Chwilowo robótkowo utknęłam w martwym punkcie. Obiecuję jednak, że już wkrótce pokażę postępy w moim tajemniczym cosiu :) Wykańczam również słonecznikowy upominek dla mojej pary ze Słonecznikowej wymianki. A wszystko przez to, że.... się szkolę :)
Zakwalifikowałam się na kurs dla wychowawców wypoczynku dzieci i młodzieży. Tak to się oficjalnie zwie, a w skrócie chodzi o wychowawców kolonijnych :) Ponieważ pracuję, mogę się szkolić tylko w weekendy. Zaczęliśmy dziś od "zajęć praktycznych" :) I były zabawy integracyjne, bajka o Czerwonym Kapturku, nauka tańca ;) wypełnianie dzienniczka wychowawcy i jeszcze sporo innych wrażeń. Zaczęliśmy o 9 rano i nawet się nie obejrzeliśmy, kiedy zgodnie z planem wybiła 16.30, czyli koniec zajęć. Jutro będzie podobno więcej siedzenia, ponieważ będziemy się szkolić z przepisów prawnych. Potem czekają nas jeszcze zajęcia w nastęny weekend (2 i 3 czerwca).
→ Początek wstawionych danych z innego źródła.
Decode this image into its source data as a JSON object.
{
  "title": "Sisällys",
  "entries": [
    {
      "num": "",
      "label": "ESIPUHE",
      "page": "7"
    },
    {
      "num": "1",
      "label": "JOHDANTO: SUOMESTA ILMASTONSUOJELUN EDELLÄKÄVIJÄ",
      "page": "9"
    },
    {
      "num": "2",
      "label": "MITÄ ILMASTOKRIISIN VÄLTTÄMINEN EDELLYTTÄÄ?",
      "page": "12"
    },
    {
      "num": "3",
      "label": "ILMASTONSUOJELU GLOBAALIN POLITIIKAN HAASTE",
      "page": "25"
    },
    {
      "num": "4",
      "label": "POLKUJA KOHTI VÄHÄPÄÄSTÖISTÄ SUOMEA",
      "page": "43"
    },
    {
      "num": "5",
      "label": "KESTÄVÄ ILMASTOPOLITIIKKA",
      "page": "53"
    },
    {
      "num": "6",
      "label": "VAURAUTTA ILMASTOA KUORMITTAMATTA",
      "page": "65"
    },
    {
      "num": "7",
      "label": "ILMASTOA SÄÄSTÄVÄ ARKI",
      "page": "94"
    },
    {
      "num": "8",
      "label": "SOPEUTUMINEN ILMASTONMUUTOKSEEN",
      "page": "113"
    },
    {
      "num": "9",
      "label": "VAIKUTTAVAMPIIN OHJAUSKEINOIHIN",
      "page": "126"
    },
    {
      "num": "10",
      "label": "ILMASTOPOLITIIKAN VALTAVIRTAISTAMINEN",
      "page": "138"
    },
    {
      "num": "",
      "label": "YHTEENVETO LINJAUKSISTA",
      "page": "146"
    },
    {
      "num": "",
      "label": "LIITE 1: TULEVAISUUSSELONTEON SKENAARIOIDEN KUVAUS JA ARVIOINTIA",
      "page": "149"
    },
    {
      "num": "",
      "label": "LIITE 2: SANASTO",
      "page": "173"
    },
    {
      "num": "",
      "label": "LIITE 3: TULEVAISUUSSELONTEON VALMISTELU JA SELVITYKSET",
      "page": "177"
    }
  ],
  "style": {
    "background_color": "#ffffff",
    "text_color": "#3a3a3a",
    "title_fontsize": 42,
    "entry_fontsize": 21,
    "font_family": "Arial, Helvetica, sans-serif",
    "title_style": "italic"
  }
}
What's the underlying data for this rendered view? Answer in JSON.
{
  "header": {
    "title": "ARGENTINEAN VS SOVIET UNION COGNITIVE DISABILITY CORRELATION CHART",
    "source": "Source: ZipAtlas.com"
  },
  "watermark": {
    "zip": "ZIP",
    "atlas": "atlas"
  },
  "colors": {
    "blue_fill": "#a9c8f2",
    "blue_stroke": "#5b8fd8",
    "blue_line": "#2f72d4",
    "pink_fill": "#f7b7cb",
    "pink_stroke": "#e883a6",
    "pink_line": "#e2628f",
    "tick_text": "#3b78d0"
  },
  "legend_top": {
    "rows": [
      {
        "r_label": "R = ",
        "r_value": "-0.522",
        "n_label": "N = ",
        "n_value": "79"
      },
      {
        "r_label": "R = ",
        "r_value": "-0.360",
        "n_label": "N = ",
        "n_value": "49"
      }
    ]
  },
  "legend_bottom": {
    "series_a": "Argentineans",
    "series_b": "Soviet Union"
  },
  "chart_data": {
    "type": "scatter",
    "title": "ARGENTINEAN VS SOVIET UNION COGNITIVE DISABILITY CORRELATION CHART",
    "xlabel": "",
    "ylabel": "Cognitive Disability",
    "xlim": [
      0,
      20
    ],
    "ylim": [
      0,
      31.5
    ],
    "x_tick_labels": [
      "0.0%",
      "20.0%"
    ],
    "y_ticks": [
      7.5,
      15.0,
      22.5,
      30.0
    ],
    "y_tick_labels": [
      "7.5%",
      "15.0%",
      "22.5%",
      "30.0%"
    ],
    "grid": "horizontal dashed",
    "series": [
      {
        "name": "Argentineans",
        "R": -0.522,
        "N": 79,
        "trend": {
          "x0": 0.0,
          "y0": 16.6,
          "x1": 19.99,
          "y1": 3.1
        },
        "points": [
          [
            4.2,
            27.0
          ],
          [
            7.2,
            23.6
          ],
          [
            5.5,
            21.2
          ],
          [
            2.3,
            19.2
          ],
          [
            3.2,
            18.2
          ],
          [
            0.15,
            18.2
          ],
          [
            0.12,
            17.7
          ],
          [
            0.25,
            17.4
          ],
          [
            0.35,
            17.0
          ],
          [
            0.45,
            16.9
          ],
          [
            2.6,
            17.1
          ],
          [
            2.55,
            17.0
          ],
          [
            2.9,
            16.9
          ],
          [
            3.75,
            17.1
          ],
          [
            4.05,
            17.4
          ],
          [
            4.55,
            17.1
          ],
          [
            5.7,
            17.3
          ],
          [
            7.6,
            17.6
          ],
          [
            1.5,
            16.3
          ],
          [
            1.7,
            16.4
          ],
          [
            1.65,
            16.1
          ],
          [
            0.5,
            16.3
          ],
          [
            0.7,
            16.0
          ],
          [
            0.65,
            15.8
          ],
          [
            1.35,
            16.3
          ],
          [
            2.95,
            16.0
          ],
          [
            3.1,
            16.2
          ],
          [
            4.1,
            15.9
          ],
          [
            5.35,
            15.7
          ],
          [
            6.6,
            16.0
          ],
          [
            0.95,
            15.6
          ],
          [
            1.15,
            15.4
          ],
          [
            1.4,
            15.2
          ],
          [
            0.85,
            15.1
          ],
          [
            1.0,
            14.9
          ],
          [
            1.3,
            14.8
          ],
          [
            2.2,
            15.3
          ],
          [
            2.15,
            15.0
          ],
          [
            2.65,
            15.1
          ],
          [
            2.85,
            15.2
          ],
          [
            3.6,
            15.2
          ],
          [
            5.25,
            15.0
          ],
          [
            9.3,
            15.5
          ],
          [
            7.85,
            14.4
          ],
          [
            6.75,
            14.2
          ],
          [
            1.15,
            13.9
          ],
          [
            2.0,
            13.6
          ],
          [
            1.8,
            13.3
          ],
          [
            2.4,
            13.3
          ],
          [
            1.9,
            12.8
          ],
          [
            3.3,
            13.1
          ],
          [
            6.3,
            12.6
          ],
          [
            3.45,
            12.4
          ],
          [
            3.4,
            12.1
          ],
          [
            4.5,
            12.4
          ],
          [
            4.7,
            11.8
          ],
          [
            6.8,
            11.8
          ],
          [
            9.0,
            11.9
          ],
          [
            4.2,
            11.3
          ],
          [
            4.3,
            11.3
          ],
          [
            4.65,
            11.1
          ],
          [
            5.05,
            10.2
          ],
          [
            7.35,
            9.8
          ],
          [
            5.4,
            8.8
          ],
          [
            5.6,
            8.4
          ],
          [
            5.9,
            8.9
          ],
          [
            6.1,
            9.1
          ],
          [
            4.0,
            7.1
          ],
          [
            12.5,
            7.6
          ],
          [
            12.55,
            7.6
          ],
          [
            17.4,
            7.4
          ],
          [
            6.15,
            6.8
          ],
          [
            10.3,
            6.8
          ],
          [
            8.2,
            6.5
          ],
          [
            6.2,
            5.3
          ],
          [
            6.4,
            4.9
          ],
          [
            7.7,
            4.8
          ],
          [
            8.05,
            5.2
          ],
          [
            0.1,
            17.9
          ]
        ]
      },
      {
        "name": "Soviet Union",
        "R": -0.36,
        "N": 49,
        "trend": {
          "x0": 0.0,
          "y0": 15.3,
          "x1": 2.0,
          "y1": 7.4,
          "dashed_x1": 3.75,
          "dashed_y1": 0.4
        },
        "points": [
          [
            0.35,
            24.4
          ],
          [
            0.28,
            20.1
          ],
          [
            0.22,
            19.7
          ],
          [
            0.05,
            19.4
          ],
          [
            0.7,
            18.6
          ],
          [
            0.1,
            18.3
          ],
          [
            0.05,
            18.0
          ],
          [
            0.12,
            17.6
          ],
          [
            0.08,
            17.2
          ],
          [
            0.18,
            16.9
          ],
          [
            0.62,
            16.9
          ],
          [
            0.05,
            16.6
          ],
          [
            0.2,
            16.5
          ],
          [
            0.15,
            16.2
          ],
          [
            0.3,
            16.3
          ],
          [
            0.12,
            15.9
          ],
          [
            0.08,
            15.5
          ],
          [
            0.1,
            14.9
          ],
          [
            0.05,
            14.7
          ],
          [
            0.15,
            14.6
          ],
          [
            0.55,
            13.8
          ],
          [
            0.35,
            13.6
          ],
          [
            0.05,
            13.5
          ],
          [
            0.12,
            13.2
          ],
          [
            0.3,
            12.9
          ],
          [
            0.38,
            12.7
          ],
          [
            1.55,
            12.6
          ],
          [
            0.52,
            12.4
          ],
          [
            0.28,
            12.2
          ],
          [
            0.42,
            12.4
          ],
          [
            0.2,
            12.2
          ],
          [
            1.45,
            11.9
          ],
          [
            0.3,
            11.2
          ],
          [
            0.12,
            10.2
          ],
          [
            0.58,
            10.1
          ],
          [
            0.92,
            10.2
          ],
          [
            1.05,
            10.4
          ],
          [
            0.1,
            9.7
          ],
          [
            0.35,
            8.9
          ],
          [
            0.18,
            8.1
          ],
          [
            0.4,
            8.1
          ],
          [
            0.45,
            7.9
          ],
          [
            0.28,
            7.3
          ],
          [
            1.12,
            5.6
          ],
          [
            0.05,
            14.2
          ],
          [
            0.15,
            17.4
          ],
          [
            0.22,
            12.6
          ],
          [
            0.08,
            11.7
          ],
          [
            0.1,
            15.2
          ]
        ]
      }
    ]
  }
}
Dostaliśmy dziś nawet "zadanie domowe" :) Na następną sobotę mamy przygotować patyczaki :) Chodzi o takie zwinięte strony z gazet, które właśnie po zwinięciu przypominają patyczki :D Myślę, że będziemy robić papierową wiklinę, a że jeszcze tego nie próbowałam, więc zapowiada się ciekawie :) Teraz znikam poodpoczywać, bo jutro rano, podobnie jak dziś, muszę zdążyć na autobus o 6.50, żeby dojechać na czas :) I jeszcze przesyłam buziaczki dla wszystkich naszych fantastycznych mam :D
Kinga - a dlaczego ja u Ciebie wymiankowych prezentów nie widzę?